Comments 19 comments

  • With reference to this item: Adafruit receives a letter from lawyers representing Velleman
    http://www.adafruit.com/blog/2009/12/17/happy-holidays-adafruit-receives-a-letter-from-lawyers-representing-velleman/

  • Please? A few more?

  • There is a bug in the source code posted above. The line for(int s_led=2; s_led s_led < 4; s_led++) should read for(int s_led=2; s_led < 5; s_led++) or one set of LEDs will never light!

    • I believe the line of code should be

      for(int s_led=1; s_led < 4; s_led++)
      

      because LED=s_led and the switch statement has cases for LED equal to 1, 2 and 3.

  • My nine-year old put this together in about 20 minutes - the first time he has fired the solder gun in anger!
    Plugged in the batteries and everything worked. He was delighted. ;-)

  • Howdy - I built the kit last night, but it seems the pattern runs incorrectly.
    When I power it on, the yellow LED turns on solid and then it fades in and out sets the three sets of 3 LEDs (lasting about 2 secs for each group).
    However, then all the LEDs turn off for about 30 seconds (a seemingly long time).
    I’m guessing this is not the correct operation. One thought was that the internal clock is running slow for some reason but not sure how to verify and correct that.
    Anyone else have this problem?
    Thanks,
    Drew

  • Wow that yellow LED is so extremely bright!
    Can you guys post the software so that we can hack this thing?

  • Just out of curiosity, what tricks did you use so you don’t need current limiting resistors?
    Looks like for the Green LEDs, they are forward voltage of 3.0 to 3.4V, so I assume for those, you don’t bother with one as 2 batteries shouldn’t exceed 3.4V.
    For the LED, that has a lower forward voltage. Are you running some kind of square wave with a duty cycle so that you don’t overload the LED?
    Thanks :-)

    • The LEDs are controlled using a method called Pulse Width Modulation (PWM). Essentially a square wave whose duty cycle changes in order to create different brightnesses; current consumption can also be managed using PWM.
      We also benefit from the fact that there are 3 LEDs on each output pin (except the star). Each pin can only source around 40 mA, so when that current is split between all 3 LEDs we’re looking good!

  • @zv470: Many AVR micros (maybe all? I don’t know) have a built-in clock. For example, the ATmega168 defaults internally to 1MHz, but can go up to 8MHz, and only needs an external crystal for MHz > 8MHz <= 20Mhz speeds.

    • @promethean Thanks :) that was really informative. I ordered an AVR chip and oscillator… so I’m looking forward to lots of AVR fun. Interesting I don’t need the oscillator unless I need the faster speed. Wonder if the power usage is a lot less at 1MHz compared to 16MHz.

  • excuse my ignorance, don’t you need an oscillator or something to provide a clock/timer signal to a micro-controller?

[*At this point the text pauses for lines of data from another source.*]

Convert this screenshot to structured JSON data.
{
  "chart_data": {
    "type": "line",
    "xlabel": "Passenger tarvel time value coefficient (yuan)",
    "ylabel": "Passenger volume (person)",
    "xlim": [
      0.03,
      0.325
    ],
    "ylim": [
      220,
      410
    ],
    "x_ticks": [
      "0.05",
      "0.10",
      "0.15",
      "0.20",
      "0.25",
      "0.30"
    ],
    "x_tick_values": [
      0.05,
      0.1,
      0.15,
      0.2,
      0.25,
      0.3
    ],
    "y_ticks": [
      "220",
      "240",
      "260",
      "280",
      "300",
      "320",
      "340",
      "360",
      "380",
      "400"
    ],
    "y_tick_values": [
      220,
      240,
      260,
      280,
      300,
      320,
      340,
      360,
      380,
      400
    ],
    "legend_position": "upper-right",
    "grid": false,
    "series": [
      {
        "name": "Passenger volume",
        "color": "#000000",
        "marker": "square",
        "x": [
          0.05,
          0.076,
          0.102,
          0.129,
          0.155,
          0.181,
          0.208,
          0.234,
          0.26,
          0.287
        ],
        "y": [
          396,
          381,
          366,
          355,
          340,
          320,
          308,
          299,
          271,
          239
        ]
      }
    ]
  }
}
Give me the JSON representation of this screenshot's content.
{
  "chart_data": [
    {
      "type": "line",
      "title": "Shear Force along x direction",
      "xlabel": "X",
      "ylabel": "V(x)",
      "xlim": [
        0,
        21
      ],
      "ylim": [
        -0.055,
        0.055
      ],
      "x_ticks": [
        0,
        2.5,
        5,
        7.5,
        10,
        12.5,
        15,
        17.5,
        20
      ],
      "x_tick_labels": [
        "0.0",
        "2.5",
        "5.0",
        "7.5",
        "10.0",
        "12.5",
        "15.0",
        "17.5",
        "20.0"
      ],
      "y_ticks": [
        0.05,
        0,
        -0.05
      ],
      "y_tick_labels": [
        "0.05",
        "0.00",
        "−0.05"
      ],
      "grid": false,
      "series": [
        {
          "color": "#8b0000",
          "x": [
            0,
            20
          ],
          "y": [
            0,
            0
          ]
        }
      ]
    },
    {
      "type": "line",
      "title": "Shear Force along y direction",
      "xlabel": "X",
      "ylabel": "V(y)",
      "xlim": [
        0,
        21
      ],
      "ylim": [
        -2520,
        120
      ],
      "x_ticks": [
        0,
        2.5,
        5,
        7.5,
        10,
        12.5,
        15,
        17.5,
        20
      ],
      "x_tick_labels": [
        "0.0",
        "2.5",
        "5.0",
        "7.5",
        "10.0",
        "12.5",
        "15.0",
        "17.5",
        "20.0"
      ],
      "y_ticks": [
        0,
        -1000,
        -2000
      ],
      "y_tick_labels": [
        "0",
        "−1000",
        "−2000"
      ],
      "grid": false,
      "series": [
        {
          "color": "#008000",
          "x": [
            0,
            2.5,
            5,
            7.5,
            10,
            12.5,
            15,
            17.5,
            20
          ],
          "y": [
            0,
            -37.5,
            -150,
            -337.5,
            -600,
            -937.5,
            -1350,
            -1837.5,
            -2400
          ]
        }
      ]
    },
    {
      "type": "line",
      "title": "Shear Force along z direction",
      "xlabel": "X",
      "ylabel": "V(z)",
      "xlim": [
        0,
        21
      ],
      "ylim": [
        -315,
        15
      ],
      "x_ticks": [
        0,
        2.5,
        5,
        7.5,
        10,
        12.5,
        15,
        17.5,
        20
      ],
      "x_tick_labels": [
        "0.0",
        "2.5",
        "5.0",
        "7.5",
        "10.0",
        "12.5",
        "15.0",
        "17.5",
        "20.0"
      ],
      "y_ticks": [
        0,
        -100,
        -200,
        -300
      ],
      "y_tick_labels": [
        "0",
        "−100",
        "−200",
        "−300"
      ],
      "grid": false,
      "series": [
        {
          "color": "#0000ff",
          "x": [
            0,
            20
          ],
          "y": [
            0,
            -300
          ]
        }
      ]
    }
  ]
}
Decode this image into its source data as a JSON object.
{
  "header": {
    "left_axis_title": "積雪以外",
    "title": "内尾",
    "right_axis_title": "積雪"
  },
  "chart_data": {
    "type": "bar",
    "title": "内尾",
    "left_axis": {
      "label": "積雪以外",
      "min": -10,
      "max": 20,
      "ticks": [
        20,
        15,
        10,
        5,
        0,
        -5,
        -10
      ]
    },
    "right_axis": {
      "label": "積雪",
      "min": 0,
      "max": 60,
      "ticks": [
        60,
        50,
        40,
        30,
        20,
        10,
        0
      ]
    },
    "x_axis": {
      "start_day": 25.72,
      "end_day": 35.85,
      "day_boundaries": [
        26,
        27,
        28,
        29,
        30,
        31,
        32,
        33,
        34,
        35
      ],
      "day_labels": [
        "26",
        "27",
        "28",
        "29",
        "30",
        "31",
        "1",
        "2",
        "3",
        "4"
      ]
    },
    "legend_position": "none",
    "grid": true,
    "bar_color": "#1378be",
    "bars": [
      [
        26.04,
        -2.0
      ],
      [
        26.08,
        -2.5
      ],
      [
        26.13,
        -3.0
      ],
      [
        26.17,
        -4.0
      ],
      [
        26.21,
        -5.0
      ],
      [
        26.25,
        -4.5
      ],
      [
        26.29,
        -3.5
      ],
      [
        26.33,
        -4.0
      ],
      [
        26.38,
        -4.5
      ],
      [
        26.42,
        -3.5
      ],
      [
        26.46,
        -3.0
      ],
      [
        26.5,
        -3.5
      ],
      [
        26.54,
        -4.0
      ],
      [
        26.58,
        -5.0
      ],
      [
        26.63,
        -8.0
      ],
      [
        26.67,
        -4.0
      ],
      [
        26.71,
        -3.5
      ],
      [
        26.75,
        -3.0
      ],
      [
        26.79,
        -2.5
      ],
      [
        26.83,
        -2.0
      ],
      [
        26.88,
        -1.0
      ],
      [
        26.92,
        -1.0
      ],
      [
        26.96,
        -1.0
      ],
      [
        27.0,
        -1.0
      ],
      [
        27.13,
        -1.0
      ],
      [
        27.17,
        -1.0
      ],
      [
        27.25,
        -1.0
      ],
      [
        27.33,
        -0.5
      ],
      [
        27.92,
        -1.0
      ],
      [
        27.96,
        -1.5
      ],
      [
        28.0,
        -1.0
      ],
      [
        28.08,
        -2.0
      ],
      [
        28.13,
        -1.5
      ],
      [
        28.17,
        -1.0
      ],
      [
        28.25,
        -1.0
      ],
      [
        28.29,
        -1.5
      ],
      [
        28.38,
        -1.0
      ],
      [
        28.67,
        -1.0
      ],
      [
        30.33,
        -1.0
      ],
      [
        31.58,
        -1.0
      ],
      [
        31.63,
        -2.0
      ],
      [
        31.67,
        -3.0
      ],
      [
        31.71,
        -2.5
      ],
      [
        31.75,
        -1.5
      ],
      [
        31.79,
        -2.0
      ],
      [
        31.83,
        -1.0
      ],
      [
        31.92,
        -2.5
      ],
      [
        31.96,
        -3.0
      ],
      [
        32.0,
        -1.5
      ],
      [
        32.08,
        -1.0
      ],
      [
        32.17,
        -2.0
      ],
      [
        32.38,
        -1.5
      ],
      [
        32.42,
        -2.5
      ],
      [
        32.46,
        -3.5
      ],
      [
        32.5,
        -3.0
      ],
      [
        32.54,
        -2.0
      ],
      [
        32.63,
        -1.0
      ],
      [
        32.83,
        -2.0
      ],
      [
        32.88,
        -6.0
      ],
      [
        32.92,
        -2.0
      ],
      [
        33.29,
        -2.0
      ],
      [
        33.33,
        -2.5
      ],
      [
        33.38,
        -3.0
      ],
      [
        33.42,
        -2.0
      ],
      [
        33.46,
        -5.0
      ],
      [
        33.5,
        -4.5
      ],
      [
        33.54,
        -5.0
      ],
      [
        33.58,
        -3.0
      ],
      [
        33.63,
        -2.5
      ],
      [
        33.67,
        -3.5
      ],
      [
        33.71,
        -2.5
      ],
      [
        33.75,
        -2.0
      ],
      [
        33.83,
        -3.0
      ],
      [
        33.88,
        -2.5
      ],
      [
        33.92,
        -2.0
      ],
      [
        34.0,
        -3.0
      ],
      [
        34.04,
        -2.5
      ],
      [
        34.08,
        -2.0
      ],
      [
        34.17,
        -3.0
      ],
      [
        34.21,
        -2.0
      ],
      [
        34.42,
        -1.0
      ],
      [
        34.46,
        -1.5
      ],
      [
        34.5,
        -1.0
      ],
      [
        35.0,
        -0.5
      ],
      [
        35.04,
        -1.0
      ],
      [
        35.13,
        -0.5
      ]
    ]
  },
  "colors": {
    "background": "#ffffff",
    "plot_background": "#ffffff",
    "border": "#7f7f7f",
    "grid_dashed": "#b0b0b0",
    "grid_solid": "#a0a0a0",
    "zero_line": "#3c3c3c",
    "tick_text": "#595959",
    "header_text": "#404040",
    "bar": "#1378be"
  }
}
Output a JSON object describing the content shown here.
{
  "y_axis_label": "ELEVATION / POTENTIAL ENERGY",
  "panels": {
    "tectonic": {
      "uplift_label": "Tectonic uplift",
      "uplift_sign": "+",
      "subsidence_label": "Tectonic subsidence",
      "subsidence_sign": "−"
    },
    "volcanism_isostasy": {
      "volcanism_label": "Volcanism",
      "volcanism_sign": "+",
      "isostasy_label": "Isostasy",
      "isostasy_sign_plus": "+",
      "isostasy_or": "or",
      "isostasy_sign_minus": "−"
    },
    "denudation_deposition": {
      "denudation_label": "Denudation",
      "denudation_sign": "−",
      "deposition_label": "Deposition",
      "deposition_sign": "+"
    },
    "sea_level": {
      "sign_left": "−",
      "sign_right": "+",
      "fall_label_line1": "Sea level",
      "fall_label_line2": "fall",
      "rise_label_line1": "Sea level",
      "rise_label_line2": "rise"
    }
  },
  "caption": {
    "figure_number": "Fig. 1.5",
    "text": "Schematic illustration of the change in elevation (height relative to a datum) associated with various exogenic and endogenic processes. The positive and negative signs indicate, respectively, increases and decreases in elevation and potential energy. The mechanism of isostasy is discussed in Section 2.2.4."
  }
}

  • If you plan on routing this board on a CNC mill, an outline with a little smoother shape will help minimize damage to the machine. The outline EAGLE creates is made up by a ton of tiny segments with a lot of sharp angle – bad stuff from a manufacturing point of view. I generated a new outline that minimizes vector error (direction change, basically) which can be had at this direct link:
    http://www.circuitpeople.com/Blog/Tree1.oln
    Enjoy!

  • Can you post the source code for the ATtiny? :)

    • If you have the actual kit, you should be able to read out the program by issuing a read command to the programmer.
      The code should be very simple, but without having a kit it would be hard for me to recreate (though I could get something to flash).
      There is also the issue of “the fuses” - they control how some of the ports operate, e.g. if you need a crystal or something else.
      (I got an AVR Dragon from digikey which lets me use something called High Voltage Serial Programming that lets me fix wrong fuse settings or other problems, and a chip-clip so I don’t need the 6 pin ISP connector - I do use a ZIF socket I got from sparkfun).